Biden ripped Trump for his suggestion on Friday, telling the president to "do his job" rather than attack medical professionals.
Former President Barack Obama slammed the assertions, while campaigning for Biden in Detroit on Saturday, arguing that they revealed Trump’s character.
“He cannot fathom, he does not understand the notion that somebody would risk their life to save others without trying to make a buck,” Obama said.
Given the chance to clarify his position Sunday, Miller only repeated his vague claim that there had been “a number of reports that have raised issues out there regarding billing and things like that.”
Biden campaign adviser Anita Dunn seized on Miller’s comments in an interview on “This Week,” saying “I'm astonished Jason Miller spent as much time as he did without ever saying that the doctors who are on the front ines in this coronavirus that this country faces, without ever defending them, and without basically saying no they're not in it for money.”
“It tells you everything you need to know about the difference between the Trump campaign and the Biden campaign and between Donald Trump and Joe Biden,” she contended.
Throughout the pandemic, which has infected more than 9 million Americans and killed more than 230,000, Trump allies have repeatedly sought to play down the grim reality of the virus, circulating claims earlier this year that hospitals were improperly attributing deaths to coronavirus in an effort to inflate statistics.
In an interview on “Fox News Sunday,” former Trump campaign manager Corey Lewandowski said he hadn’t seen evidence of Trump’s accusation that doctors are profiteering off the virus but expressed the same skepticism of the death toll, which has been borne out by a surge of what experts call “excessive deaths” in the U.S.
“We have seen on multiple occasions instances where people have claimed that they have died from Covid-19 and that wasn't the case,” he said. “We saw Fox News actually did a whole exposé on an individual that got in a motorcycle accident — maybe he had Covid but died in a head-on collision.
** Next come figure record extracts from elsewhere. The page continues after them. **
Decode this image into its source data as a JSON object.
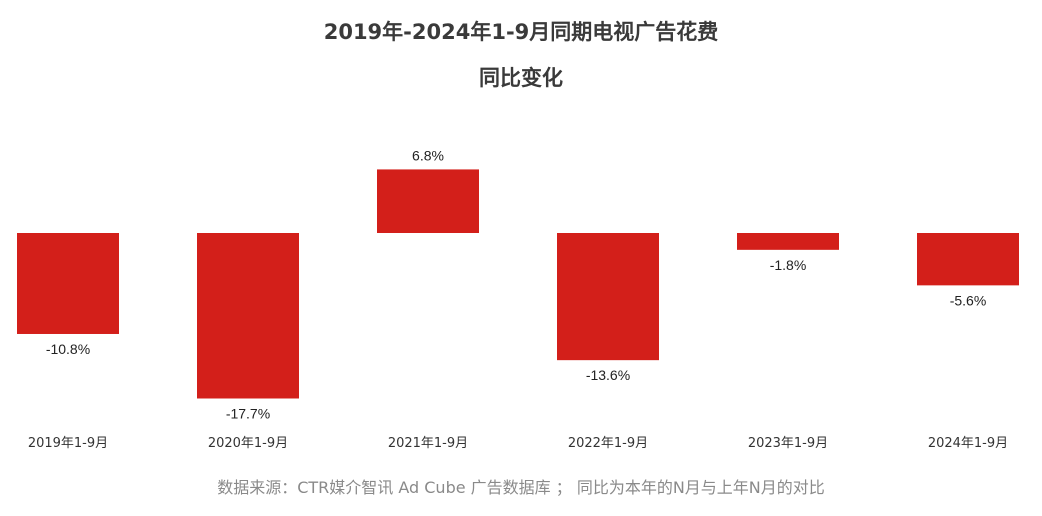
{
  "chart_data": {
    "type": "bar",
    "title": "2019年-2024年1-9月同期电视广告花费",
    "subtitle": "同比变化",
    "categories": [
      "2019年1-9月",
      "2020年1-9月",
      "2021年1-9月",
      "2022年1-9月",
      "2023年1-9月",
      "2024年1-9月"
    ],
    "values": [
      -10.8,
      -17.7,
      6.8,
      -13.6,
      -1.8,
      -5.6
    ],
    "value_labels": [
      "-10.8%",
      "-17.7%",
      "6.8%",
      "-13.6%",
      "-1.8%",
      "-5.6%"
    ],
    "xlabel": "",
    "ylabel": "",
    "grid": false,
    "bar_color": "#d31f1a"
  },
  "source_note": "数据来源：CTR媒介智讯 Ad Cube 广告数据库 ； 同比为本年的N月与上年N月的对比"
}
Fox News exposed that entire hypocrisy, so look, I think we are categorizing sometimes individuals who may have Covid that are dying from that and claiming it as a Covid death, which is not accurate.”
But Gottlieb rebutted that argument, saying "there's no additional reimbursement" for hospitals when a patient is admitted for another condition and happens to also have coronavirus.
Asked where Trump might have come up with this idea, Gottlieb said "unfortunately I think there's probably advisers telling him that. I don't think the president derived that on his own."